Promover ambos tipos de producción también tiene como finalidad fomentar la vida en los municipios rurales y con ello evitar la despoblación, grave problema que lleva a la descompensación territorial y al empobrecimiento étnico, cultural, social y económico de nuestra tierra.

El artículo 48 del Estatuto de Autonomía para Andalucía, en su apartado 1, atribuye a la comunidad autónoma la competencia exclusiva en materia de agricultura, ganadería y desarrollo rural.
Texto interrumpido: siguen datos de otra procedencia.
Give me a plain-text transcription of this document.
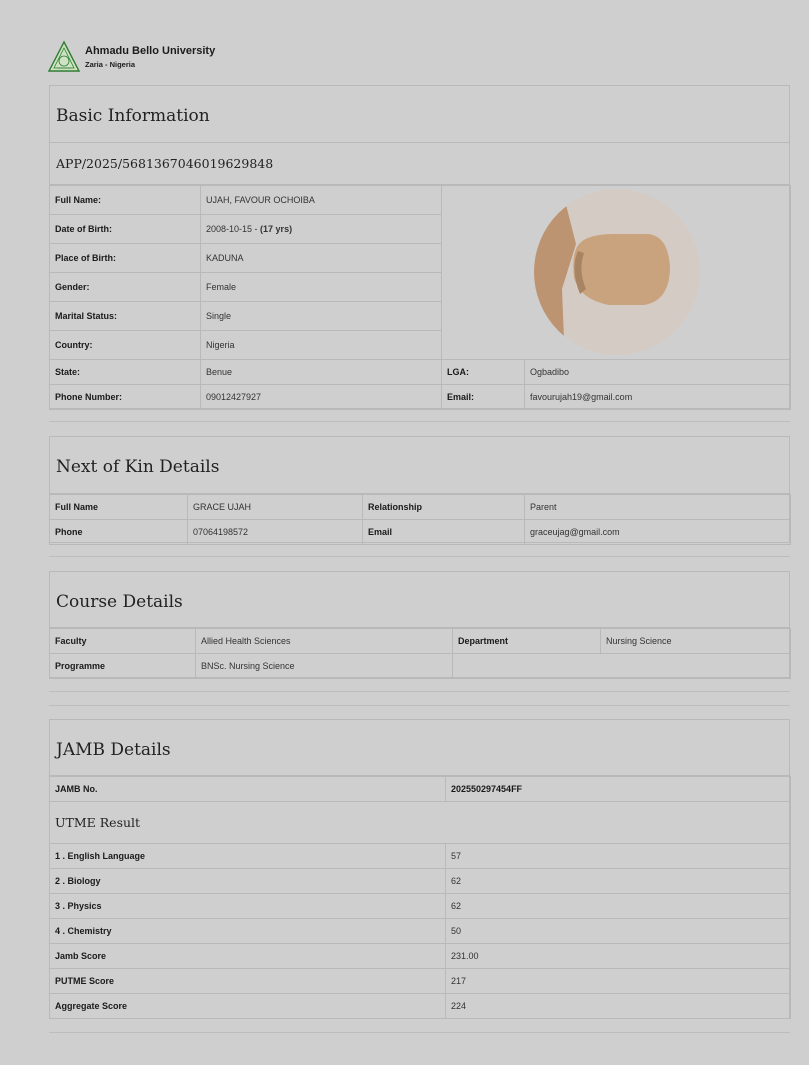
Ahmadu Bello University
Zaria - Nigeria
Basic Information
APP/2025/5681367046019629848
Full Name:	UJAH, FAVOUR OCHOIBA	

Date of Birth:	2008-10-15 - (17 yrs)		
Place of Birth:	KADUNA		
Gender:	Female		
Marital Status:	Single		
Country:	Nigeria		
State:	Benue	LGA:	Ogbadibo
Phone Number:	09012427927	Email:	favourujah19@gmail.com
Next of Kin Details
Full Name	GRACE UJAH	Relationship	Parent
Phone	07064198572	Email	graceujag@gmail.com
Course Details
Faculty	Allied Health Sciences	Department	Nursing Science
Programme	BNSc. Nursing Science		
JAMB Details
JAMB No.	202550297454FF
UTME Result	
1 . English Language	57
2 . Biology	62
3 . Physics	62
4 . Chemistry	50
Jamb Score	231.00
PUTME Score	217
Aggregate Score	224
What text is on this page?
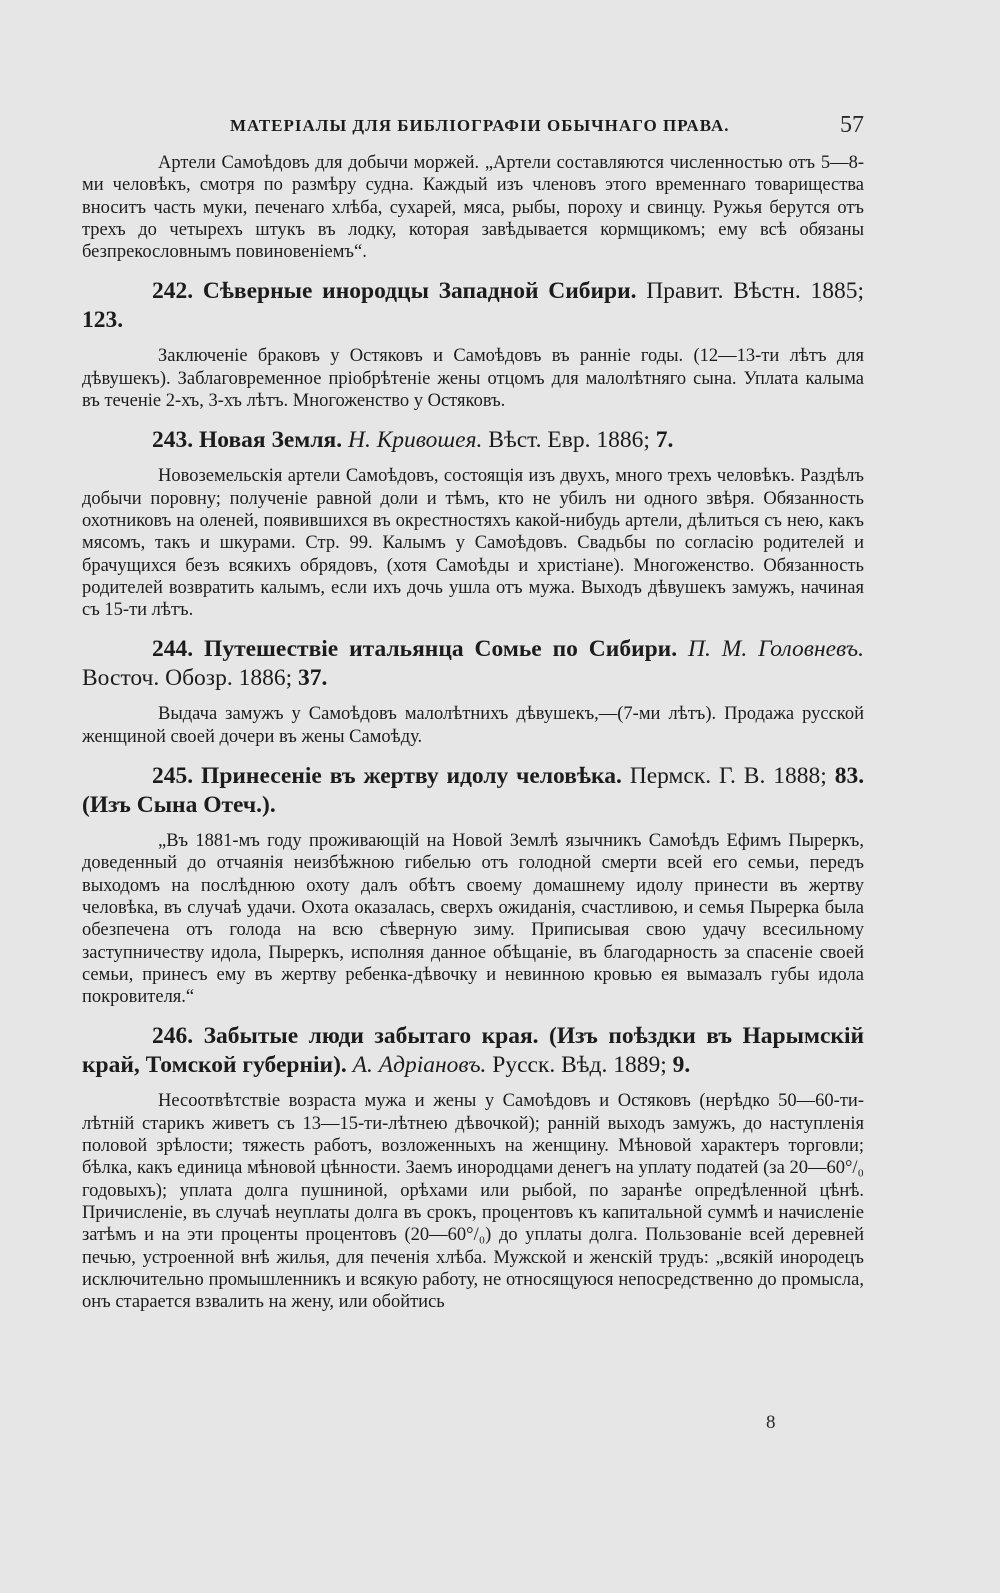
МАТЕРІАЛЫ ДЛЯ БИБЛІОГРАФІИ ОБЫЧНАГО ПРАВА.	57

Артели Самоѣдовъ для добычи моржей. „Артели составляются численностью отъ 5—8-ми человѣкъ, смотря по размѣру судна. Каждый изъ членовъ этого временнаго товарищества вноситъ часть муки, печенаго хлѣба, сухарей, мяса, рыбы, пороху и свинцу. Ружья берутся отъ трехъ до четырехъ штукъ въ лодку, которая завѣдывается кормщикомъ; ему всѣ обязаны безпрекословнымъ повиновеніемъ“.

242. Сѣверные инородцы Западной Сибири. Правит. Вѣстн. 1885; 123.

Заключеніе браковъ у Остяковъ и Самоѣдовъ въ ранніе годы. (12—13-ти лѣтъ для дѣвушекъ). Заблаговременное пріобрѣтеніе жены отцомъ для малолѣтняго сына. Уплата калыма въ теченіе 2-хъ, 3-хъ лѣтъ. Многоженство у Остяковъ.

243. Новая Земля. Н. Кривошея. Вѣст. Евр. 1886; 7.

Новоземельскія артели Самоѣдовъ, состоящія изъ двухъ, много трехъ человѣкъ. Раздѣлъ добычи поровну; полученіе равной доли и тѣмъ, кто не убилъ ни одного звѣря. Обязанность охотниковъ на оленей, появившихся въ окрестностяхъ какой-нибудь артели, дѣлиться съ нею, какъ мясомъ, такъ и шкурами. Стр. 99. Калымъ у Самоѣдовъ. Свадьбы по согласію родителей и брачущихся безъ всякихъ обрядовъ, (хотя Самоѣды и христіане). Многоженство. Обязанность родителей возвратить калымъ, если ихъ дочь ушла отъ мужа. Выходъ дѣвушекъ замужъ, начиная съ 15-ти лѣтъ.

244. Путешествіе итальянца Сомье по Сибири. П. М. Головневъ. Восточ. Обозр. 1886; 37.

Выдача замужъ у Самоѣдовъ малолѣтнихъ дѣвушекъ,—(7-ми лѣтъ). Продажа русской женщиной своей дочери въ жены Самоѣду.

245. Принесеніе въ жертву идолу человѣка. Пермск. Г. В. 1888; 83. (Изъ Сына Отеч.).

„Въ 1881-мъ году проживающій на Новой Землѣ язычникъ Самоѣдъ Ефимъ Пырeркъ, доведенный до отчаянія неизбѣжною гибелью отъ голодной смерти всей его семьи, передъ выходомъ на послѣднюю охоту далъ обѣтъ своему домашнему идолу принести въ жертву человѣка, въ случаѣ удачи. Охота оказалась, сверхъ ожиданія, счастливою, и семья Пырерка была обезпечена отъ голода на всю сѣверную зиму. Приписывая свою удачу всесильному заступничеству идола, Пырeркъ, исполняя данное обѣщаніе, въ благодарность за спасеніе своей семьи, принесъ ему въ жертву ребенка-дѣвочку и невинною кровью ея вымазалъ губы идола покровителя.“

246. Забытые люди забытаго края. (Изъ поѣздки въ Нарымскій край, Томской губерніи). А. Адріановъ. Русск. Вѣд. 1889; 9.

Несоотвѣтствіе возраста мужа и жены у Самоѣдовъ и Остяковъ (нерѣдко 50—60-ти-лѣтній старикъ живетъ съ 13—15-ти-лѣтнею дѣвочкой); ранній выходъ замужъ, до наступленія половой зрѣлости; тяжесть работъ, возложенныхъ на женщину. Мѣновой характеръ торговли; бѣлка, какъ единица мѣновой цѣнности. Заемъ инородцами денегъ на уплату податей (за 20—60°/₀ годовыхъ); уплата долга пушниной, орѣхами или рыбой, по заранѣе опредѣленной цѣнѣ. Причисленіе, въ случаѣ неуплаты долга въ срокъ, процентовъ къ капитальной суммѣ и начисленіе затѣмъ и на эти проценты процентовъ (20—60°/₀) до уплаты долга. Пользованіе всей деревней печью, устроенной внѣ жилья, для печенія хлѣба. Мужской и женскій трудъ: „всякій инородецъ исключительно промышленникъ и всякую работу, не относящуюся непосредственно до промысла, онъ старается взвалить на жену, или обойтись

8
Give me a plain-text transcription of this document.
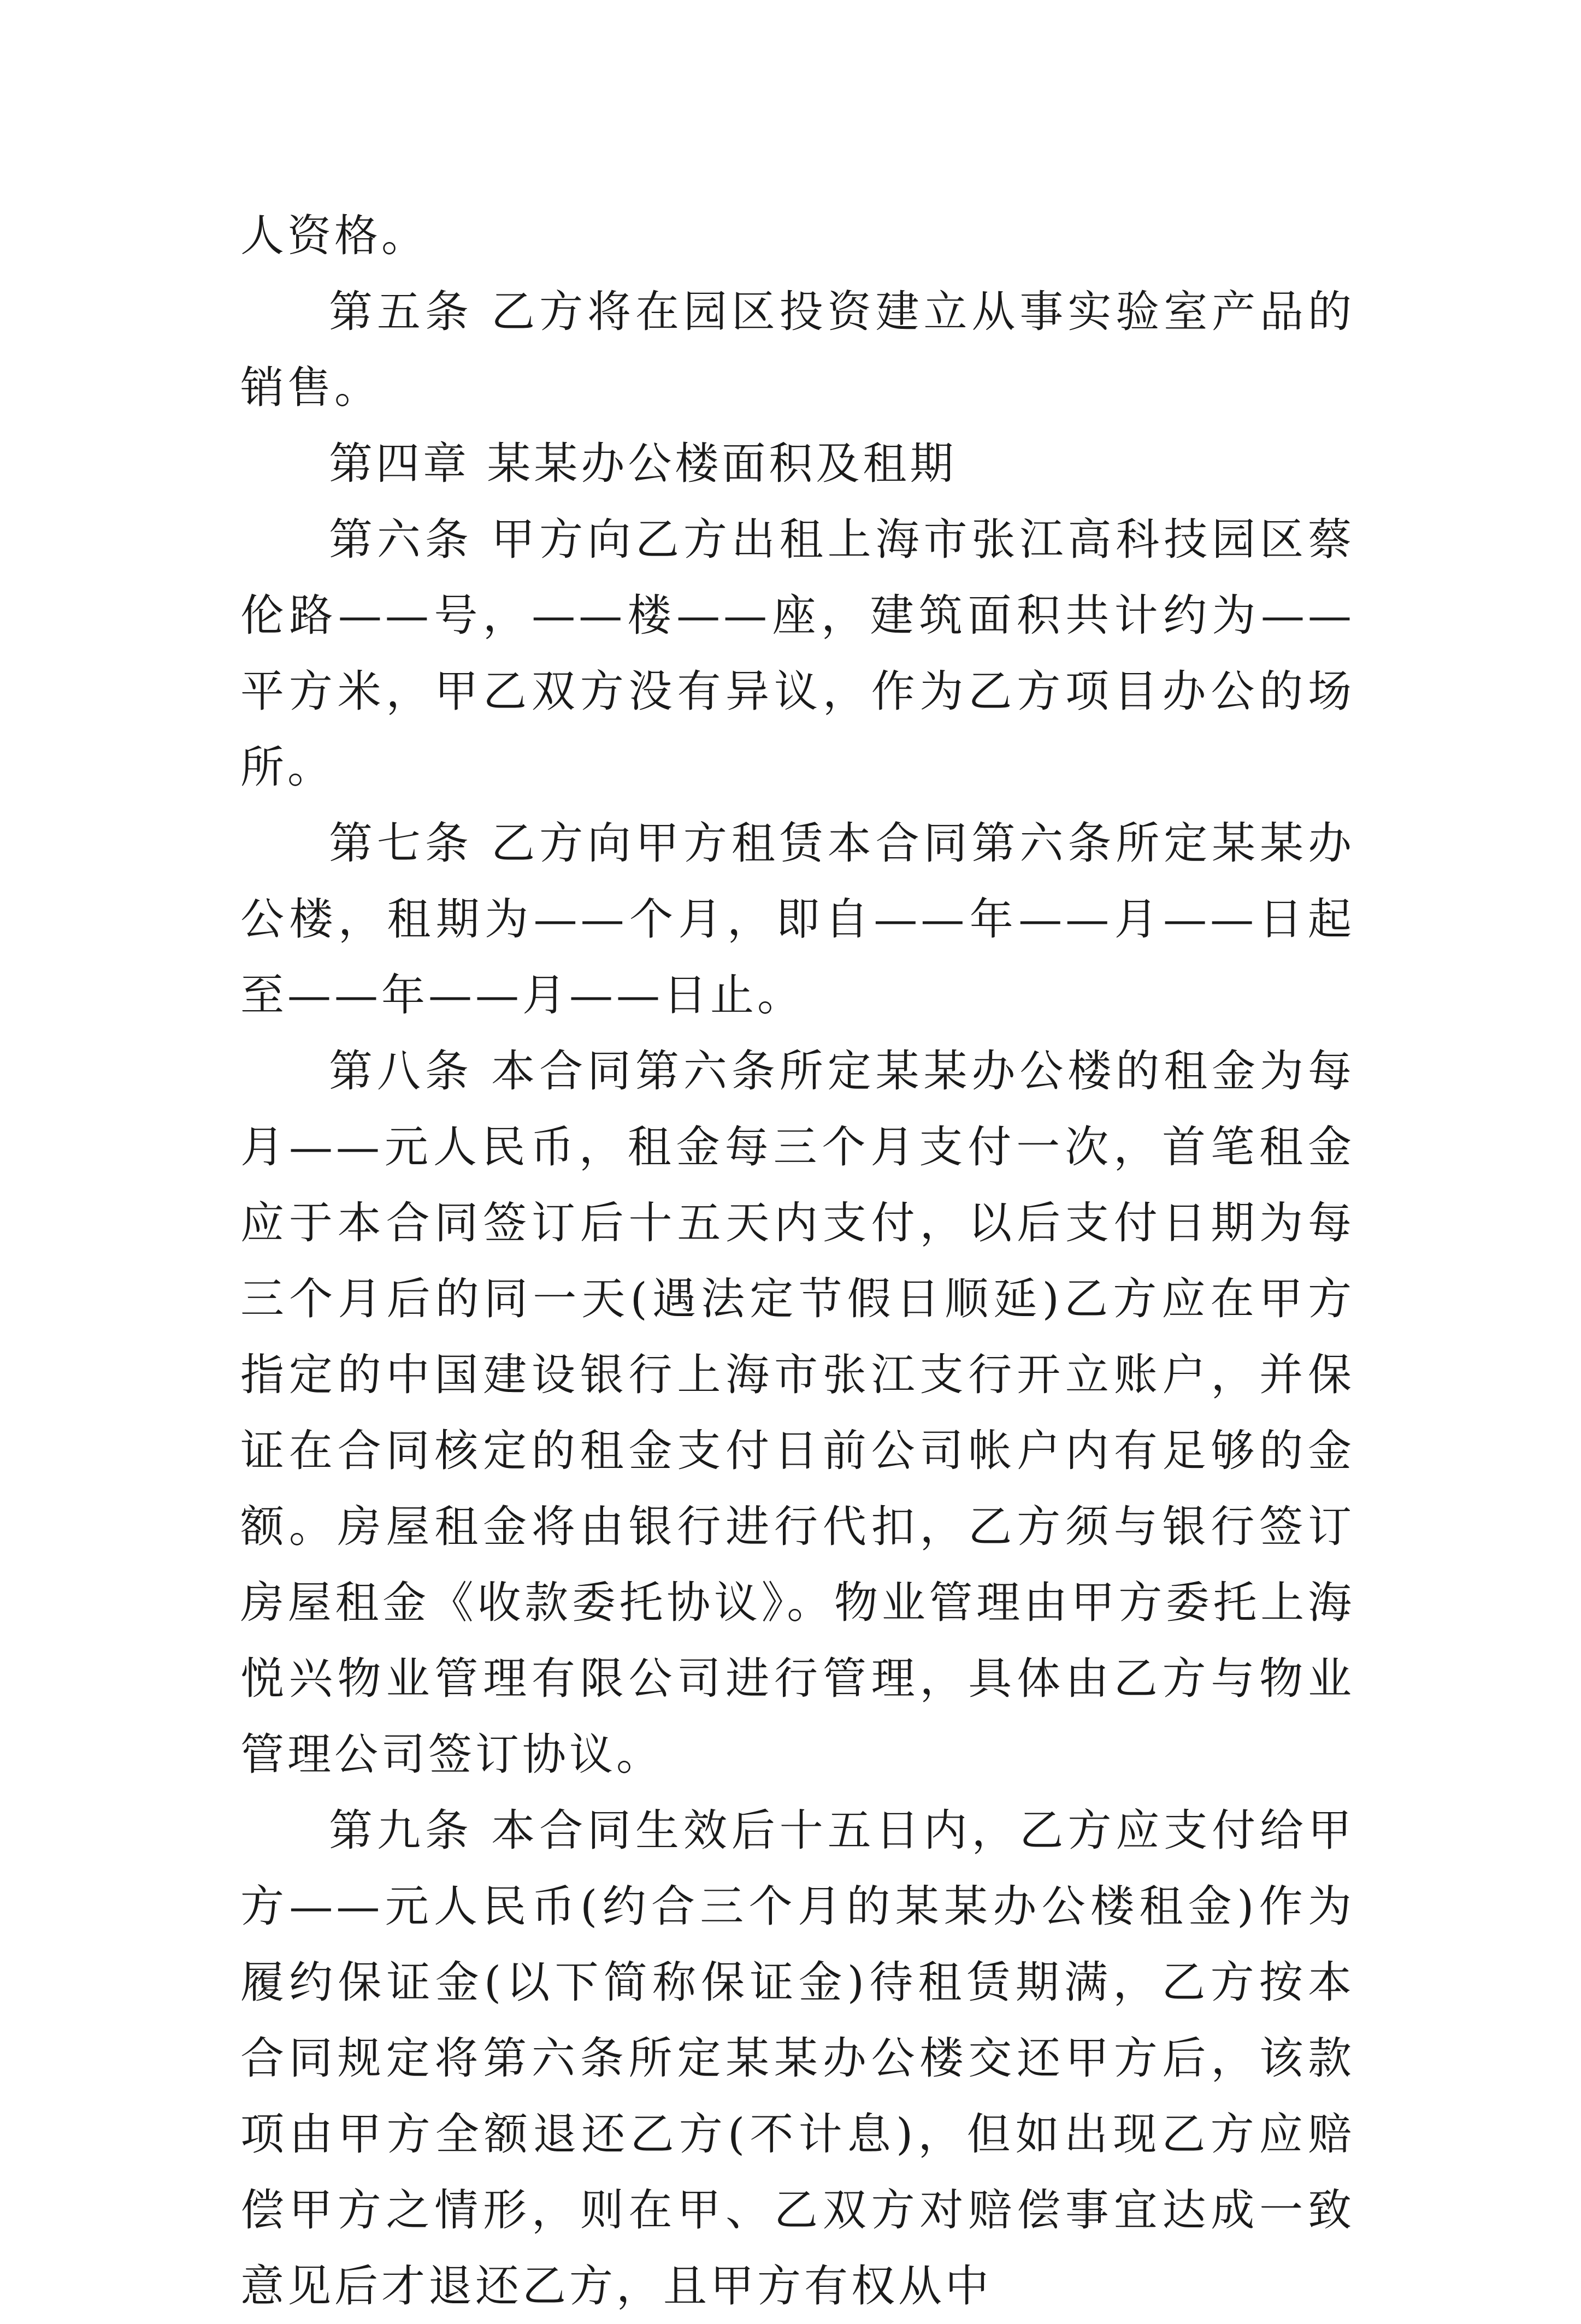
人资格。

第五条 乙方将在园区投资建立从事实验室产品的销售。

第四章 某某办公楼面积及租期

第六条 甲方向乙方出租上海市张江高科技园区蔡伦路——号，——楼——座，建筑面积共计约为——平方米，甲乙双方没有异议，作为乙方项目办公的场所。

第七条 乙方向甲方租赁本合同第六条所定某某办公楼，租期为——个月，即自——年——月——日起至——年——月——日止。

第八条 本合同第六条所定某某办公楼的租金为每月——元人民币，租金每三个月支付一次，首笔租金应于本合同签订后十五天内支付，以后支付日期为每三个月后的同一天(遇法定节假日顺延)乙方应在甲方指定的中国建设银行上海市张江支行开立账户，并保证在合同核定的租金支付日前公司帐户内有足够的金额。房屋租金将由银行进行代扣，乙方须与银行签订房屋租金《收款委托协议》。物业管理由甲方委托上海悦兴物业管理有限公司进行管理，具体由乙方与物业管理公司签订协议。

第九条 本合同生效后十五日内，乙方应支付给甲方——元人民币(约合三个月的某某办公楼租金)作为履约保证金(以下简称保证金)待租赁期满，乙方按本合同规定将第六条所定某某办公楼交还甲方后，该款项由甲方全额退还乙方(不计息)，但如出现乙方应赔偿甲方之情形，则在甲、乙双方对赔偿事宜达成一致意见后才退还乙方，且甲方有权从中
Asimismo, en su apartado 3.a) atribuye a la comunidad autónoma la competencia exclusiva de acuerdo con las bases y la ordenación de la actuación económica general, y en los términos de lo dispuesto en los artículos 38, 131 y 149.1.11.ª, 13.ª, 16.ª, 20.ª y 23.ª de la Constitución, sobre las siguientes materias:

Ordenación, planificación, reforma y desarrollo de los sectores agrario, ganadero y agroalimentario y, de forma especial, la mejora y ordenación de las explotaciones agrícolas, ganaderas y agroforestales. Regulación de los procesos de producción agrarios, con especial atención a la calidad agroalimentaria, la trazabilidad y las condiciones de los productos agroalimentarios destinados al comercio, así como la lucha contra los fraudes en el ámbito de la producción y comercialización agroalimentaria. La agricultura ecológica, la suficiencia alimentaria, y las innovaciones tecnológicas. Sociedades agrarias de transformación. Sanidad vegetal y animal sin efectos sobre la salud humana. Semillas. Organismos genéticamente modificados. Producción agraria, ganadera, protección y bienestar animal. Ferias y certámenes agrícolas, ganaderos y agroalimentarios. Investigación, desarrollo y transferencia tecnológica agrícola, ganadera y agroalimentaria. Innovación en las industrias agroalimentarias y explotaciones agrarias. Formación. Desarrollo rural integral y sostenible. Regulación y fomento de la producción y uso de la biomasa.

Por otra parte, este mismo artículo 48 establece en el apartado 2 que la Comunidad Autónoma de Andalucía tiene competencia exclusiva en materia de pesca marítima y recreativa en aguas interiores, marisqueo y acuicultura, almadraba y pesca con artes menores.

Finalmente, el artículo 197 del Estatuto de Autonomía para Andalucía establece que, en el marco de sus competencias, los poderes públicos de Andalucía orientarán sus políticas especialmente al desarrollo de la agricultura ecológica. Las actividades orientadas a la producción ecológica, no obstante, deberán proteger de forma efectiva el medio ambiente. Asimismo, en el mismo artículo se indica que los poderes públicos de Andalucía impulsarán las políticas y dispondrán los instrumentos adecuados para hacer compatible la actividad económica con la óptima calidad ambiental, velando por que los sectores productivos protejan de forma efectiva el medio ambiente. El mandato estatutario es claro, por lo que, unido al potencial económico de los métodos de producción certificados y al aumento de la sostenibilidad que suponen, hace necesaria una norma propia que garantice el impulso, promoción y fomento de la producción ecológica y otros métodos de producción agraria certificada desde el marco competencial propio de la Junta de Andalucía.

III

La ley se divide en un título preliminar y cinco títulos que se estructuran en treinta y cinco artículos, dos disposiciones transitorias, una disposición derogatoria y cuatro disposiciones finales.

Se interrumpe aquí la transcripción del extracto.